4 de abril de 2005

A DIALÉTICA EM JOÃO PAULO II (2)




A contradição entre o estadista e a santidade resolvem-se em João Paulo II de maneira polêmica. Os conservadores adoram colocá-lo como o homem que acabou com o comunismo, mas o comunismo não acabou, o que implodiu foi a ditadura soviética, implantada pelo stalinismo. Nesse trabalho o Papa teve sua contribuição, mas nenhuma análise séria pode colocar exclusivamente nos seus ombros uma tarefa que depende, como nos ensina a História, de inúmeras confluências. Mais importante que o Papa foi o próprio Gorbatchev, um estadista radicalmente inovador. Com Gorbatchev tivemos a primeira oportunidade real de um mundo transfigurado pela transformação coletiva. Mas os americanos colocaram tudo a perder e retrocederam aos tempos anteriores à guerra fria, intensificando o ódio entre nações e o domínio dos outros povos. Eles acharam que a História tinha acabado, com a vitória dos Estados Unidos. Sonharam com uma Pax Americana idêntica à imaginada pelo Terceiro Reich, que queria o domínio do nazismo por mil anos. Até hoje acham que vão conseguir.

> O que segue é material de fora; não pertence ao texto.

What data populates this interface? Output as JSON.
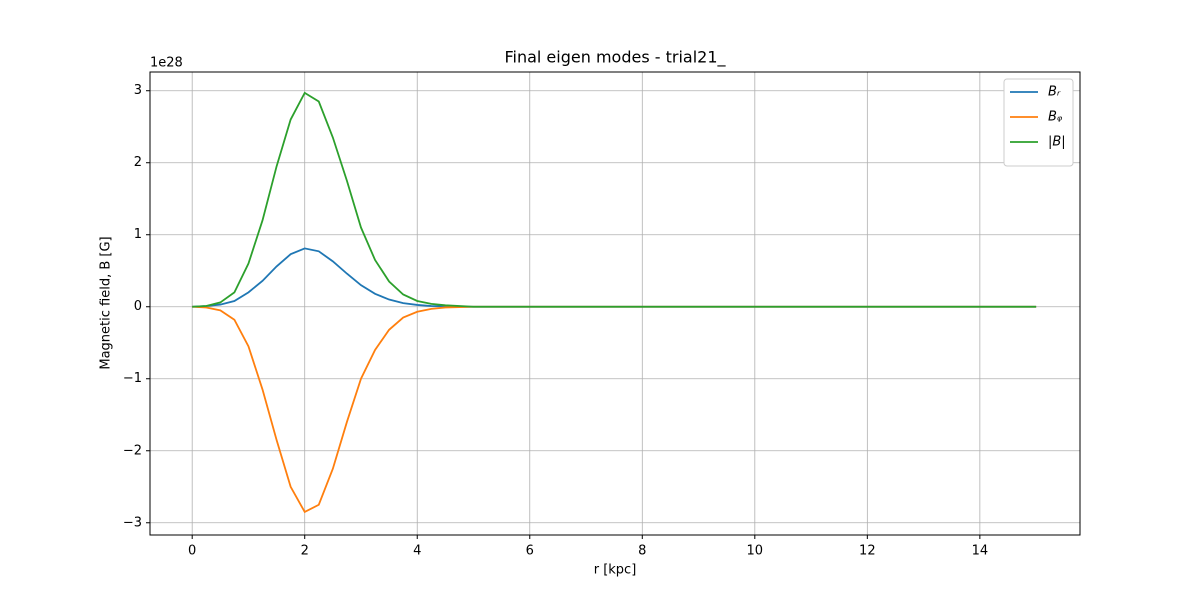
{
  "chart_data": {
    "type": "line",
    "title": "Final eigen modes - trial21_",
    "x_label": "r [kpc]",
    "y_label": "Magnetic field, B [G]",
    "y_offset_label": "1e28",
    "x": [
      0,
      0.25,
      0.5,
      0.75,
      1,
      1.25,
      1.5,
      1.75,
      2,
      2.25,
      2.5,
      2.75,
      3,
      3.25,
      3.5,
      3.75,
      4,
      4.25,
      4.5,
      4.75,
      5,
      5.25,
      5.5,
      5.75,
      6,
      7,
      8,
      9,
      10,
      11,
      12,
      13,
      14,
      15
    ],
    "series": [
      {
        "name": "Bᵣ",
        "color": "#1f77b4",
        "values": [
          0,
          0.01,
          0.03,
          0.08,
          0.2,
          0.36,
          0.56,
          0.73,
          0.81,
          0.77,
          0.63,
          0.46,
          0.3,
          0.18,
          0.1,
          0.05,
          0.025,
          0.01,
          0.005,
          0,
          0,
          0,
          0,
          0,
          0,
          0,
          0,
          0,
          0,
          0,
          0,
          0,
          0,
          0
        ]
      },
      {
        "name": "Bᵩ",
        "color": "#ff7f0e",
        "values": [
          0,
          -0.01,
          -0.05,
          -0.18,
          -0.55,
          -1.15,
          -1.85,
          -2.5,
          -2.85,
          -2.75,
          -2.25,
          -1.6,
          -1.0,
          -0.6,
          -0.32,
          -0.15,
          -0.07,
          -0.03,
          -0.01,
          -0.005,
          0,
          0,
          0,
          0,
          0,
          0,
          0,
          0,
          0,
          0,
          0,
          0,
          0,
          0
        ]
      },
      {
        "name": "|B|",
        "color": "#2ca02c",
        "values": [
          0,
          0.01,
          0.06,
          0.2,
          0.6,
          1.2,
          1.95,
          2.6,
          2.97,
          2.85,
          2.35,
          1.75,
          1.1,
          0.65,
          0.35,
          0.17,
          0.08,
          0.04,
          0.02,
          0.01,
          0,
          0,
          0,
          0,
          0,
          0,
          0,
          0,
          0,
          0,
          0,
          0,
          0,
          0
        ]
      }
    ],
    "xlim": [
      -0.75,
      15.78
    ],
    "ylim": [
      -3.17,
      3.26
    ],
    "xticks": [
      0,
      2,
      4,
      6,
      8,
      10,
      12,
      14
    ],
    "yticks": [
      {
        "value": -3,
        "label": "−3"
      },
      {
        "value": -2,
        "label": "−2"
      },
      {
        "value": -1,
        "label": "−1"
      },
      0,
      1,
      2,
      3
    ],
    "grid": true,
    "legend": "upper right"
  }
}
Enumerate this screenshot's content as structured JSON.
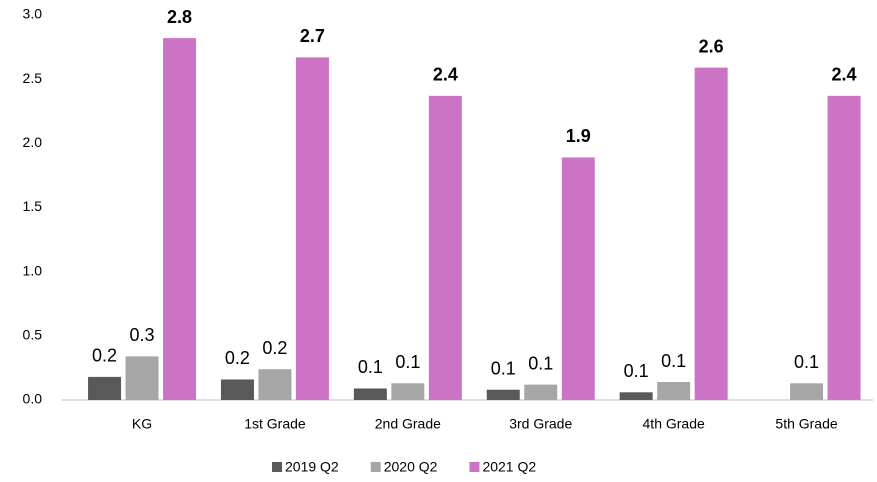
{
  "chart_data": {
    "type": "bar",
    "categories": [
      "KG",
      "1st Grade",
      "2nd Grade",
      "3rd Grade",
      "4th Grade",
      "5th Grade"
    ],
    "series": [
      {
        "name": "2019 Q2",
        "color": "#595959",
        "values": [
          0.18,
          0.16,
          0.09,
          0.08,
          0.06,
          null
        ],
        "value_labels": [
          "0.2",
          "0.2",
          "0.1",
          "0.1",
          "0.1",
          null
        ]
      },
      {
        "name": "2020 Q2",
        "color": "#a6a6a6",
        "values": [
          0.34,
          0.24,
          0.13,
          0.12,
          0.14,
          0.13
        ],
        "value_labels": [
          "0.3",
          "0.2",
          "0.1",
          "0.1",
          "0.1",
          "0.1"
        ]
      },
      {
        "name": "2021 Q2",
        "color": "#cc73c6",
        "values": [
          2.82,
          2.67,
          2.37,
          1.89,
          2.59,
          2.37
        ],
        "value_labels": [
          "2.8",
          "2.7",
          "2.4",
          "1.9",
          "2.6",
          "2.4"
        ]
      }
    ],
    "ylim": [
      0,
      3
    ],
    "yticks": [
      {
        "value": 0,
        "label": "0.0"
      },
      {
        "value": 0.5,
        "label": "0.5"
      },
      {
        "value": 1,
        "label": "1.0"
      },
      {
        "value": 1.5,
        "label": "1.5"
      },
      {
        "value": 2,
        "label": "2.0"
      },
      {
        "value": 2.5,
        "label": "2.5"
      },
      {
        "value": 3,
        "label": "3.0"
      }
    ],
    "grid": false,
    "legend": "bottom"
  }
}
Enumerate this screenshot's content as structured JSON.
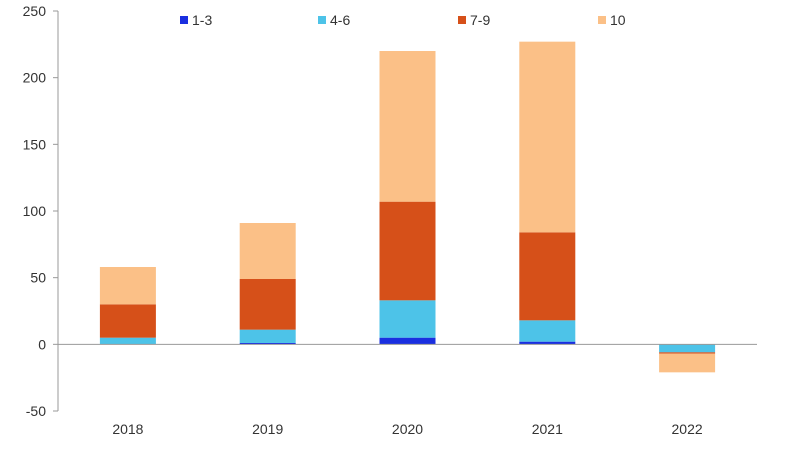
{
  "chart_data": {
    "type": "bar",
    "stacked": true,
    "categories": [
      "2018",
      "2019",
      "2020",
      "2021",
      "2022"
    ],
    "series": [
      {
        "name": "1-3",
        "color": "#1a2fe0",
        "values": [
          0,
          1,
          5,
          2,
          0
        ]
      },
      {
        "name": "4-6",
        "color": "#4dc3e8",
        "values": [
          5,
          10,
          28,
          16,
          -6
        ]
      },
      {
        "name": "7-9",
        "color": "#d65019",
        "values": [
          25,
          38,
          74,
          66,
          -1
        ]
      },
      {
        "name": "10",
        "color": "#fbc087",
        "values": [
          28,
          42,
          113,
          143,
          -14
        ]
      }
    ],
    "ylim": [
      -50,
      250
    ],
    "yticks": [
      -50,
      0,
      50,
      100,
      150,
      200,
      250
    ],
    "title": "",
    "xlabel": "",
    "ylabel": "",
    "grid": false,
    "legend": "top"
  }
}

CHANCE - Por um tempo, com Gorby e Woytila, tivemos a chance de sonhar com uma outra vida, mas essa oportunidade se foi. A História não brinca em serviço. Por colocar-se no miolo de todos os conflitos, e nele manter sua integridade e a força do que representava, João Paulo II atingiu a santidade. Tivemos sorte. Vimos como se comporta alguém para tornar-se um verdadeiro santo: o homem que interrompeu uma missa para ouvir o chamado dos fiéis de uma mesquita; que calçou tênis, que beijou o planeta, que ouviu o coro do Exército Vermelho, em plena ditadura soviética, cantar ave Maria; que veio ao Brasil falar de reforma agrária e de crianças assassinadas; que riu sinceramente dos palhaços que se apresentavam para ele; que chamou Alá de Deus; que falou em medo e coragem; que perdoou o assassino que atentou contra sua vida; que viu e foi visto por todos os habitantes da terra. O Papa sempre nos emocionou por ser o que sempre foi, mas principalmente porque vivemos numa época em que as pessoas admiráveis pertencem ao passado. Quem você admira hoje? Muito poucos. João Paulo II era uma das minhas predileções, não por eu ser católico desde o nascimento, já que sempre desgostei de Pio XII e achava o Paulo VI algo sem vida. Gosto sinceramente do cardeal Woytila. Ele se foi e é nosso privilégio invocá-lo em nossas orações, pedir que interceda diretamente ao Altíssimo para que tenhamos a mesma coragem de cumprir nosso destino.

EVENTOS - O Papa esvaziou São Paulo num dia de semana, quando veio para o Brasil, e só quem não foi vê-o fui eu, como sempre. Sem querer fazer comparações , fiz o mesmo quando Jânio Quadros visitou Uruguaiana e foi alvo daquela foto célebre dos pés virados; perdi a chance de ver essa cena ao vivo. Fujo de grandes eventos, talvez porque não acredito em História vista a olho nu. Uma exceção foi o grande comício das Diretas Já na Praça da Sé, isso porque o Mino Carta convocou toda a redação e eu não pude escapar. Mas morri de medo no caminho junto com a multidão, nas estreitas ruas do centro. Achei que ia ser esmagado na São Bento. Completamente perdido, me perguntava o que dizer daquele momento, o que poderia repassar para o repórter encarregado de cobrir o comício, que era o Alex Solnik. No meio da massa, eis que surge uma bandinha do interior, toda uniformizada. Fiel à minha tese de que precisamos retomar o Brasil do lugar onde foi interrompido (31 de março de 1964), achei que aquele era um sinal de que o país soberano se manifestava, com sua retreta, com seu coreto, com suas fardinhas vermelhas do povo uniformizado para a grande festa da democracia que voltava. Lembro que, repórter do que via e não do que deveria oficialmente ver, cheguei até a sugerir algo para Solnik, que limitou-se a ficar mudo com minha grande descoberta. Estava certo. O Brasil não estava voltando. Continuava imóvel, potro morto à beira da estrada.

RETORNO - Urariano Motta é sempre leitura obrigatória no La Insignia. Dois textos recentes reforçam essa certeza. Um, absolutamente hilário e revelador, é sobre a visita de Einstein ao Brasil; e o outro, Primeiro de abril, trágico, poético e com a indignação dos justos, sobre memórias e verdades em torno da ditadura de 64. Ler é viver.